Advocates of pharmacogenetic testing believe that if it was widely available, these kinds of cases could be avoided and deaths could be decreased significantly.
“In traditional prescribing, what happens is you’re given a standard dose. And then physicians, observe and, based on clinical presentation, they decide whether to increase the dose, reduce the dose, change medication so the whole process takes sometimes weeks, sometimes many weeks,” Litinski said.
“With the pharmacogenetic insights, we can leapfrog that phase of trial and error, figuring out, ‘What’s the optimal medication regimen for me?’”
Uncovering pharmacogenetic information
With the rise of direct-to-consumer DNA kits, which can be ordered online, individuals can now gain more insight into their own pharmacogenetic information.
Most kits provide a cotton swab for a saliva sample, which is then sent to a lab for analysis. Once a person’s sample is sent to a lab to extract their DNA, it is analyzed in an effort to match drugs with specific gene types.
A person’s body can metabolize medication either really quickly, which means it would have no effect, or very slowly, which means a person could experience an adverse reaction.
The point of this approach is to understand how a person’s body reacts to medication, and health-care professionals say it could reduce hospital visits and avoid adverse reactions.
With pharmacogenetic insight, scientists say they are trying to determine what the optimal drug and dosage is for a person based on the individual’s genetics. This could range from antidepressants to painkillers to cholesterol-lowering medications.
Litinski’s company offers a paid service that provides a report covering about 179 molecules, or roughly 70 per cent of all prescribed medications on the market.
Those results are then used by a health-care professional to understand which drugs are in the clear, which should be used with caution and which should be avoided.
“It’s really important because it’s very useful information; your genetics don’t change,” said Stacey D’Angelo, co-founder and pharmacist with Wellth.
“Knowing this information on how you might respond to medication before you start it can be really useful in managing your care and avoiding side effects and making sure you’re on the most effective drug for your body.”
The future of medicine
Though this way of prescribing medication is far from mainstream yet, pharmacogenetics actually dates back to the 1950s, when University of Toronto Prof.
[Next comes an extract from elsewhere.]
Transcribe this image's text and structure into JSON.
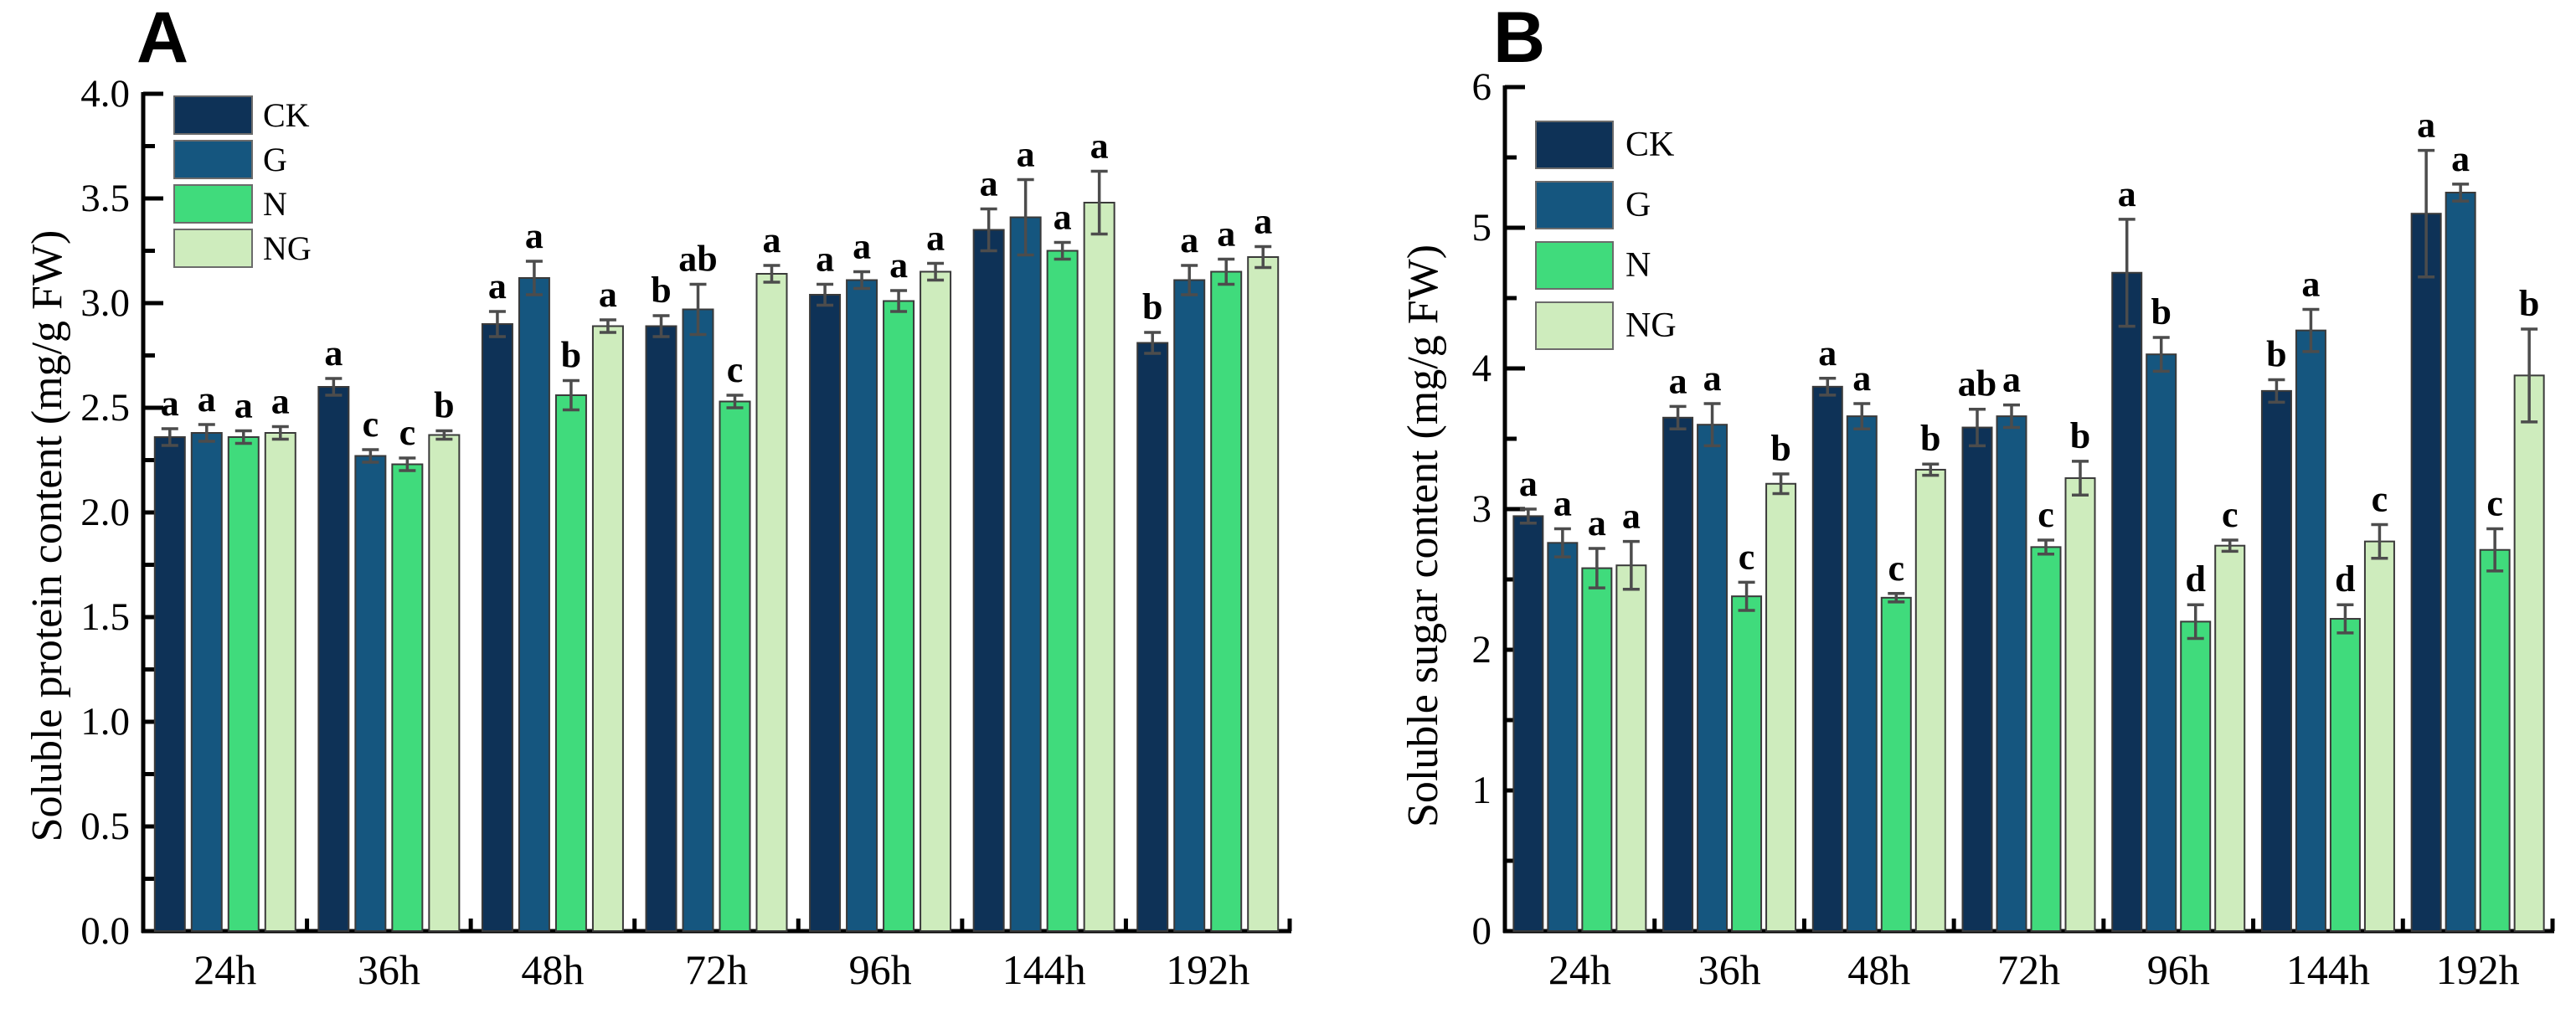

Werner Kalow was a pioneer in researching how genetic variations affect the way we metabolize drugs. He is considered one of the founding fathers of pharmacogenetics.
“Pharmacogenetic is an established science, but it’s still very new in practice and, like any new thing in health care, takes a while to bring together both knowledge of clinical practitioners, how to use it but also the infrastructure to make it really easy to use in practice. And also financial reimbursement,” Litinski said.
As of now, most people have to pay out of pocket to get a DNA test from a private company that provides pharmacogenetic insights. It’s also not guaranteed you’ll find a health-care professional that will know how to interpret the results.
“Most physicians and pharmacists who graduated maybe in the last five, seven years, they are probably very aware of genetics. But physicians, practitioners who went to school maybe 20 years ago, it was just not part of the education,” Litinski said.
However, she believes the approach of prescribing drugs based on a person’s age, weight and symptoms could soon be considered archaic. Instead, Litinski believes the future lies in understanding exactly how a person’s body metabolizes drugs before they take any medication.
Kennedy agrees that the field of pharmacogenetics has a role to play in prescribing drugs in the future.
“It’s new information that’s tested via saliva or blood and it’s a kind of a small revolution in the way doctors will write prescriptions in the future,” he said.
“It will likely become the gold standard in the future, to understand the patient’s individual makeup and personalize the prescription.”